Each client was then outfitted with his/her own horse. Why, I wondered, did the teenage workers snicker when they saddled up and mounted me on a horse called “Dino”? Was he really old and out-of-date like a dinosaur? No, the workers assured me, he was more like a camel than a dinosaur.
With that cryptic information given, they left me to figure out the reins. A camel, eh? I started musing about how he must have humps on his back or like to walk in rolling fashion across the sand, or maybe he’d deposit me at a rustic Bedouin campsite at the end of the day, where the natives would teach me how to make exotic bread that I would bake in the remnant heat of the desert sand. Little did I know he was a camel in that he had no need for or desire to be around water.
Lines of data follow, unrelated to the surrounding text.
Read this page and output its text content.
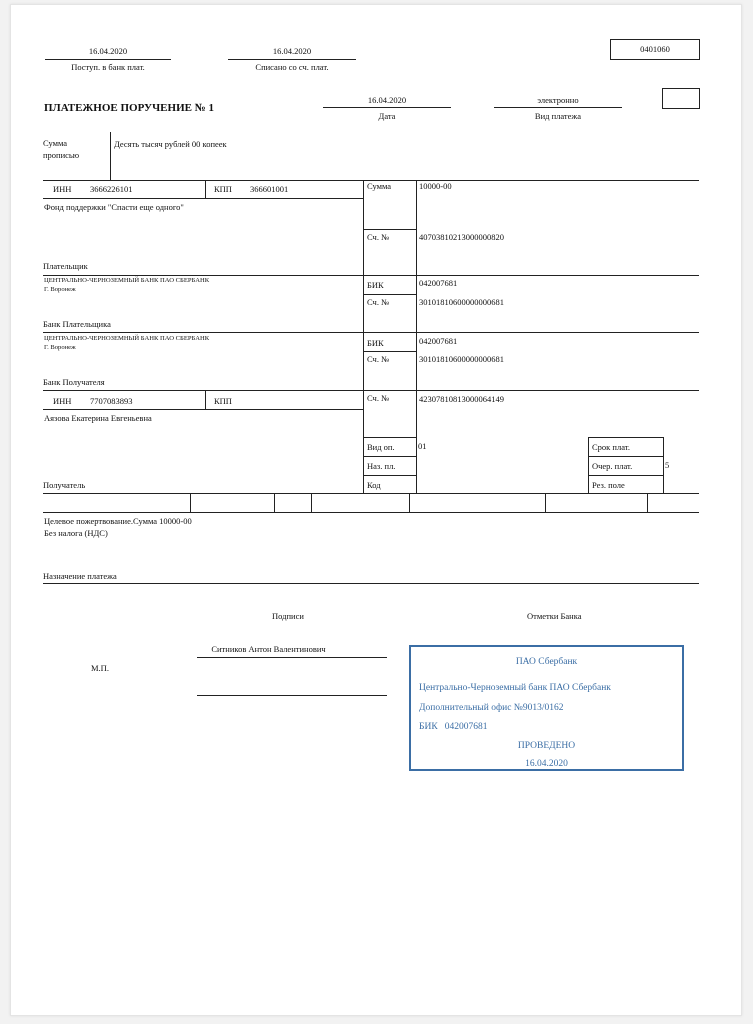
16.04.2020
Поступ. в банк плат.
16.04.2020
Списано со сч. плат.
0401060
ПЛАТЕЖНОЕ ПОРУЧЕНИЕ № 1
16.04.2020
Дата
электронно
Вид платежа
Сумма
прописью
Десять тысяч рублей 00 копеек
ИНН 3666226101	КПП 366601001
Фонд поддержки "Спасти еще одного"
Плательщик
Сумма	10000-00
Сч. №	40703810213000000820
ЦЕНТРАЛЬНО-ЧЕРНОЗЕМНЫЙ БАНК ПАО СБЕРБАНК
Г. Воронеж
Банк Плательщика
БИК	042007681
Сч. №	30101810600000000681
ЦЕНТРАЛЬНО-ЧЕРНОЗЕМНЫЙ БАНК ПАО СБЕРБАНК
Г. Воронеж
Банк Получателя
БИК	042007681
Сч. №	30101810600000000681
ИНН 7707083893	КПП
Аязова Екатерина Евгеньевна
Получатель
Сч. №	42307810813000064149
Вид оп.	01
Наз. пл.
Код
Срок плат.
Очер. плат.	5
Рез. поле
Целевое пожертвование.Сумма 10000-00
Без налога (НДС)
Назначение платежа
Подписи	Отметки Банка
Ситников Антон Валентинович
М.П.
ПАО Сбербанк
Центрально-Черноземный банк ПАО Сбербанк
Дополнительный офис №9013/0162
БИК   042007681
ПРОВЕДЕНО
16.04.2020
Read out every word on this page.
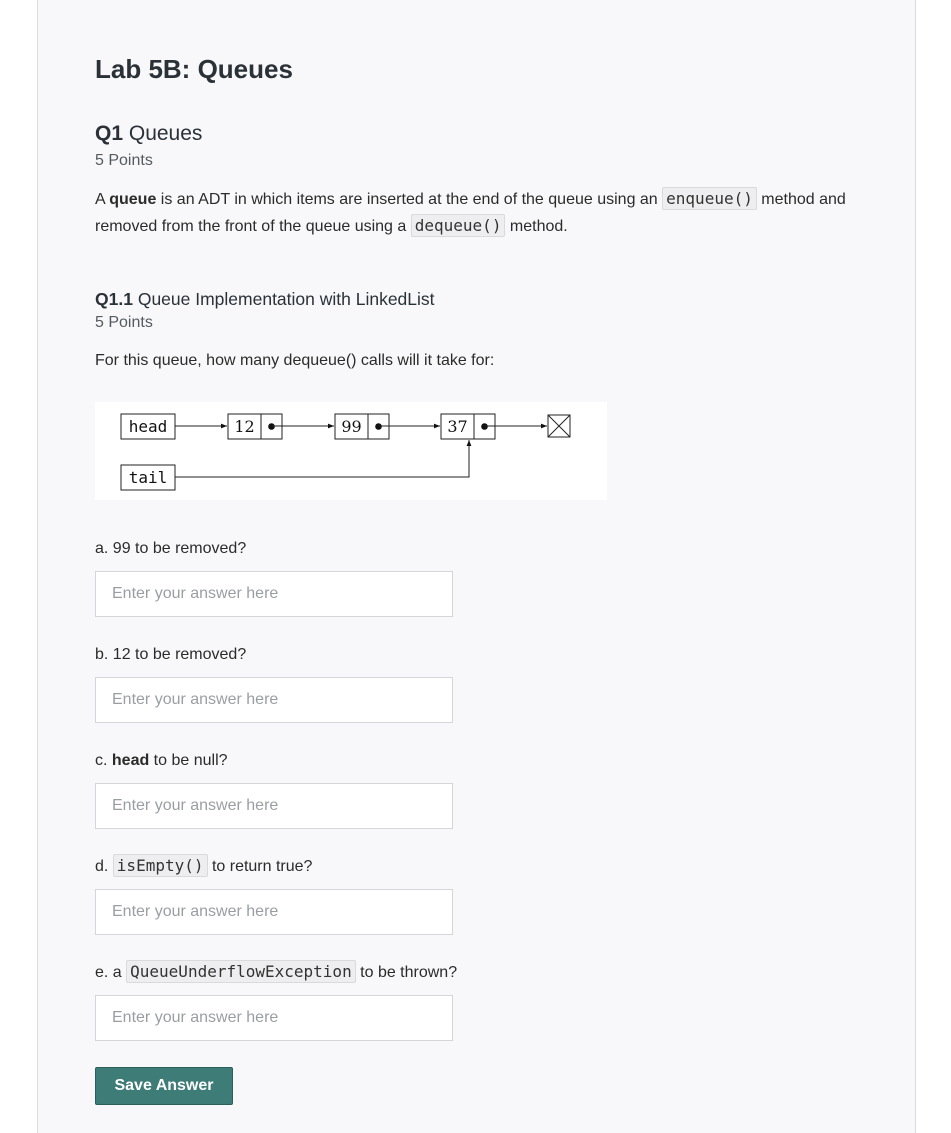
Lab 5B: Queues
Q1 Queues
5 Points

A queue is an ADT in which items are inserted at the end of the queue using an enqueue() method and removed from the front of the queue using a dequeue() method.

Q1.1 Queue Implementation with LinkedList
5 Points

For this queue, how many dequeue() calls will it take for:

head	12	99	37
tail
a. 99 to be removed?
Enter your answer here
b. 12 to be removed?
Enter your answer here
c. head to be null?
Enter your answer here
d. isEmpty() to return true?
Enter your answer here
e. a QueueUnderflowException to be thrown?
Enter your answer here
Save Answer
After a short training session (during which only one woman was thrown from her horse into a muddy corral at full gallop), we headed for the sea. That’s right, my water-hating steed and I were heading for the sea. The SEA.
For the first hour, it was all tra-la-la-do-re-me-fa-so-la-ti-do on my part. “Hey, look at that shrub! I’m in Ireland looking at a shrub! Ooh, and that cottage has a very picturesque thatched roof, doesn’t it? I can notice such things, even though my glutes are seizing up, because I’m in Ireland, and the sun is shining!”
Why, there, off in the distance, was Omey Island, our goal. The tide was low, so the sea had receded, laying bare a clear band of wet sand that we could saunter across to explore the island.
But the timing was off that day. As soon as we got out to the island, the tide began returning water to the shoreline. Bit by bit, the band of wet sand shrank down to nothingness, replaced by churning water. “Ah, pish posh,” said our guide. “The water isn’t so very high! We can just turn the horses into it and wade back over to the beach.”
It was at this juncture that I discovered hard-hooved horses are, in fact, good climbers. At my first attempt to get Dino to turn and wade into the water, he reared and clambered straight up a ten-foot mound of slippery rock, with my carcass dangling off his back. My strangled yelps brought over one, then two, then three guides, all with panic in their eyes. They could smell the lawsuit.
When the three of them couldn’t get him down or anywhere near the water, they bailed on me. As they scampered back to their own horses, they tossed out, over their shoulders, “Just keep trying. Really dig your heels into him.” And by Jehosephat, I did. Spurs were not necessary that day, as my London Underground hiking boots did the job. I felt up Dino’s internal organs with my treads and forced him into the water.
While the rest of the touring group tried to line up back on the island and make some sort of organized queue that could be led across to dry land, I gave Dino his head and made him keep trudging through the tide, now up to my knees, as I huddled on his back. My jaw was aching from being clenched, and I was ready to leap from his back and swim at the slightest provocation, leaving him to his fate with the mermaids and fishies. Have a happy life with Ariel and Flounder, you big dumb bruiser.
After what seemed like three hours–it was more like 8 minutes–I reached land. There, on the beach, was the owner of the Riding Centre, in his little van. Some of the panic he’d had on his face as he watched me subsided. When I announced, “Okay, someone else can ride this nag back to the stable. I’m getting in your van, and you can drive me back,” he was composed enough to say, “Ah, lass, it’s all right now. You’ve got the luck of the faeries on your side. Just think of pink stars and green clovers while you ride him back” before pulling out a bar of Irish Spring soap and rubbing it all over himself while humming “Frosted Lucky Charms: They’re Magically Delicious.”
I wanted to resist further, but then he pulled out a harp and started crooning “Danny Boy” in a lovely tenor as he drank a Guinness and ate a heap of potatoes; in the face of his Irish charm, I was defenseless. I stayed on Dino’s back to the bloody end. And that night, I assuaged my nerves and my glutes at the pub with, *cough cough*, several pints of hard cider.